How Self-Publishing Increases The Role of Traditional Publishers

Is Big Publishing finally  reacting to the digital revolution? Conventional wisdom has it that traditional publishers are pitted against Amazon and that self-publishing is so successful that publishers are rapidly becoming superfluous. 

Markus Dohle, CEO of the biggest publishing house in the world, Penguin Random House, begs to differ. He has just told the Frankfurt Book Fair, the largest in the world, that:

1. cooperation with Amazon is essential: "Of course, we have to manage each other, on issues such as terms, but fundamentally, we are aligned."

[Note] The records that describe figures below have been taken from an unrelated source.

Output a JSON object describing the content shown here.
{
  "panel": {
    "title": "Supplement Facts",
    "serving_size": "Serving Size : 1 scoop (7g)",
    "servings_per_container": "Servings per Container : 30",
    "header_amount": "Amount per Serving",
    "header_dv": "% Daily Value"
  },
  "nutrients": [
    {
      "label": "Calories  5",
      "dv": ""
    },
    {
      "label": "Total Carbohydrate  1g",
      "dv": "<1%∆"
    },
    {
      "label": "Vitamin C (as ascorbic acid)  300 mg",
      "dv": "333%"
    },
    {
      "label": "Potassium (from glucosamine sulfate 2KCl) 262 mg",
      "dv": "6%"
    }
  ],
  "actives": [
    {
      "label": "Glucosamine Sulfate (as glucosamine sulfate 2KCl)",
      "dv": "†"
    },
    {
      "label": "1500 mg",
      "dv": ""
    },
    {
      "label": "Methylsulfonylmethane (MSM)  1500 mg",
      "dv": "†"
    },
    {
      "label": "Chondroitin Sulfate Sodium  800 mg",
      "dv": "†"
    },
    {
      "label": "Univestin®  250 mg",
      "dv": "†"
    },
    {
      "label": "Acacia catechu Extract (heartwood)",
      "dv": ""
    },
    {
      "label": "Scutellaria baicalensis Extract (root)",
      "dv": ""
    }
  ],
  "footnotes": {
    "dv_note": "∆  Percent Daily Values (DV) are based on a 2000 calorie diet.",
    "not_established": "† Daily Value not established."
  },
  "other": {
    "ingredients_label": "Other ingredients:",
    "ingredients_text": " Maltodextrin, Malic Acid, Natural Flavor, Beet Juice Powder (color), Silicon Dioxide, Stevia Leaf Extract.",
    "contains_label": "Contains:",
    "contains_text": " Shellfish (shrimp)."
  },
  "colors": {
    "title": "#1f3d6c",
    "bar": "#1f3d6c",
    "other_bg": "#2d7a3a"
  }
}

2. self-publishing makes the role of publishers more important than ever: "people need orientation and guidance more than ever, and publishers can provide that."

Indeed, he sees "book discoverability" as the "the biggest challenge facing publishing", adding that a big publisher like Penguin Random House is "better placed on how to crack the code of discoverability, in a world where there are fewer bookstores".

I couldn't agree more and I have often blogged about how book discovery is the crux of the matter, especially in a world awash with self-published titles (see here, here and here). One major difference between a self-published author and a traditional publisher is that the former has no access to major literary journals and newspapers like the New York Times or major prizes like the Pulitzer Prize or Man Booker Prize, while the latter does, and how! The bigger the publishing house, the better...

What is your opinion? Is self-publishing for a writer who wants to reach his market really a working alternative to traditional publishing or is it just a mirage, fed by the personal pleasure of seeing one's book title on Amazon?